Lo scontro Clinton/Trump sta ravvivando gli animi di chi – dall’alto del suo spirito “democratico” (nel senso più anti-etimologico del termine) legge la contesa tra i due candidati come l’ennesima riproposizione dello scontro bene/male a cui i nostri media ci hanno ormai abituato. Da una parta una donna (come se questo fosse un merito a priori) sorridente e “ragionevole” contro il rivale repubblicano, “arrogante e cattivo”. Chi scrive non nutre alcuna simpatia per la figura di Donald Trump ma sul “falco” Hillary Clinton ci sono pochi dubbi: possiamo tranquillamente sostenere che è il candidato più aggressivo in politica estera e più pericoloso per noi europei (a meno che non si voglia identificare la geopolitica europea con la pulsioni russofobe provenienti dai paesi della cosiddetta “nuova Nato”).

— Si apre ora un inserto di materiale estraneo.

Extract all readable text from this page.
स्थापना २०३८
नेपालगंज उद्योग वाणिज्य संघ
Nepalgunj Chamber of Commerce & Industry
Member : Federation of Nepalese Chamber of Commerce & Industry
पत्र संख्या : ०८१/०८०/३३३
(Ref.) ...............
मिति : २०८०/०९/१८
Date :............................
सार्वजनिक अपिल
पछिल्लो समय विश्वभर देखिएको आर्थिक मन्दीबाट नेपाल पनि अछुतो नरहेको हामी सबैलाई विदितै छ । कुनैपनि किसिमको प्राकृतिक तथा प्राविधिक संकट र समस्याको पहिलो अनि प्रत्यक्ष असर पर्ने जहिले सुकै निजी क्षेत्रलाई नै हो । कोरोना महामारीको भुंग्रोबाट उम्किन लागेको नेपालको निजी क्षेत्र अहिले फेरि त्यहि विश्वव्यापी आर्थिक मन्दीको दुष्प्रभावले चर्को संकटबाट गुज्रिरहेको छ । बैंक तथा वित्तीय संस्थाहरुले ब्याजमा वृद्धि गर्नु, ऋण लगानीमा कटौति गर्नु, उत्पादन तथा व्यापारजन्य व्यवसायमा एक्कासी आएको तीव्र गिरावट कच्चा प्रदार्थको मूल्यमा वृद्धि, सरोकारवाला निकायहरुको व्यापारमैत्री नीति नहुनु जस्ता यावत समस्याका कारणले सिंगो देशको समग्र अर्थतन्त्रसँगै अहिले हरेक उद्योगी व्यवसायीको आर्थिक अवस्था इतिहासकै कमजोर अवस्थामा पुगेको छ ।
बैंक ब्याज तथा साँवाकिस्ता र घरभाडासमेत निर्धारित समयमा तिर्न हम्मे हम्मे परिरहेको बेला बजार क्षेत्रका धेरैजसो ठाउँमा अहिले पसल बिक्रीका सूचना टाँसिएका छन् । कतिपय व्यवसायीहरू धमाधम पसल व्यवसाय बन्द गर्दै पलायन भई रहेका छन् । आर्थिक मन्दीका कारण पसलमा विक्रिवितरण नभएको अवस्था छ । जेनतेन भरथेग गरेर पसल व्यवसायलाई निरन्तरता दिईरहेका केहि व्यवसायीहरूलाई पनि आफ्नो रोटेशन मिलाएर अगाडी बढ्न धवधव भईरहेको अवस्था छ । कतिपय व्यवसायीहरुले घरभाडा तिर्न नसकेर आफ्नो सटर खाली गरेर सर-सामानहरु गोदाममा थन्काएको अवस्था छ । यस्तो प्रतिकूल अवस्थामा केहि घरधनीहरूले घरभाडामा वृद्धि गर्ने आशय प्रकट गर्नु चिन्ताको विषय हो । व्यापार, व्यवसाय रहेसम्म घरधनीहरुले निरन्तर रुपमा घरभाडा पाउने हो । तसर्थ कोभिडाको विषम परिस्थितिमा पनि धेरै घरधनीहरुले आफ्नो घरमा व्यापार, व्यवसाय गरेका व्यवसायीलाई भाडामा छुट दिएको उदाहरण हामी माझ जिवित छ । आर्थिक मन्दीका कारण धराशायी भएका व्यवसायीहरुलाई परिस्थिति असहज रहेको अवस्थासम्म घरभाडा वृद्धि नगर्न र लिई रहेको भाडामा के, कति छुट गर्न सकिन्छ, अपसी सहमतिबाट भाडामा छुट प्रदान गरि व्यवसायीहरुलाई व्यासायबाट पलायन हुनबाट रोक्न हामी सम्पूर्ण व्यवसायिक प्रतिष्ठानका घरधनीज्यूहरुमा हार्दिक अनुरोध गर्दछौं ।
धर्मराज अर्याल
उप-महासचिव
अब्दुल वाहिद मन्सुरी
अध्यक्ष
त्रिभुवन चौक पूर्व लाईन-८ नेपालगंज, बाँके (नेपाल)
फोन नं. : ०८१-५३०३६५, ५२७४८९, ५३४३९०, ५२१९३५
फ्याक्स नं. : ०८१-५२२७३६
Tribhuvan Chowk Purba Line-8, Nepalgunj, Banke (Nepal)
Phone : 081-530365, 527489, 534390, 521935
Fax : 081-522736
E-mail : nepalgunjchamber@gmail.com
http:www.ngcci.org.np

Di Hillary Clinton basta ricordare la patetica parafrasi cesariana in occasione dell’uccisione di Gheddafi, il suo ruolo attivo nella guerra contro la Libia e nella destabilizzazione della Siria, il suo legame (e della Clinton Foundation) con le monarchie del Golfo, la sua propensione a sfruttare gli estremisti islamici per gli obiettivi geostrategici americani (Siria docet). Ma, a voler guardare indietro, anche la politica balcanica di Bill Clinton non era ostile agli estremisti islamici (quando erano utili) come l’Uck kosovaro.
Regina dei regime change, sostenitrice di una no-fly zone americana in Siria, di una politica muscolare contro la Russia e di un ruolo più attivo della Nato in Europa. “Pares cum paribus facillime congregantur” (ognuno frequenta con grande facilità i suoi simili), scriveva Cicerone. Sarà forse un caso che figure di punta dei neo-conservatori come Robert Kagan sostengano apertamente Hillary Clinton? Non proprio. Anche secondo Jill Stein, candidata alle elezioni presidenziali del Gpus (partito verde), la politica estera di Hillary Clinton è potenzialmente molto pericolosa: la volontà di imporre una no-fly zone in Siria potrebbe portare infatti ad una pericolosa escalation di guerra aerea con la Russia. Agli occhi della Clinton, Donald Trump è un “agente di Putin” soltanto perché si dice favorevole a trattare (anche duramente) con la Federazione Russa. Trump si fa portavoce di un approccio neo-isolazionista ed è più realista sull’Europa (per questo viene "apprezzato” dal Cremlino); è inoltre disposto a trattare con la Russia su Ucraina e Siria. Trump è però molto critico verso l’accordo raggiunto con l’Iran (per tenersi stretto il già titubante e scricchiolante establishment repubblicano), è un forte sostenitore di Israele (come la Clinton) e propugnatore di un maggiore ruolo statunitense nel contenimento anticinese nella regione Asia-Pacifico (accomunato anche in questo alla Clinton).
Non saranno certamente Trump o Hillary a modificare strutturalmente l’imperialismo statunitense o la proiezione americana nel mondo, ma è doveroso farsi un’idea di entrambi a partire dai programmi, dal “curriculum” personale e dalle prospettive di politica estera sopra commentati. Doveroso soprattutto per noi euro-mediterranei, che scontiamo – complice la nostra paradossale compiacenza – responsabilità altrui sia nelle ostilità europee verso la Russia che nel caos mediorientale e nordafricano.
Più che “tifare” per l’uno o per l’altro candidato – ginnastica mentale dai dubbi riscontri pratici – dovremmo chiederci quale sia il ruolo degli Stati Uniti nel mondo e dove vogliamo collocarci noi europei. Perché i tempi che verranno non saranno sicuramente piacevoli.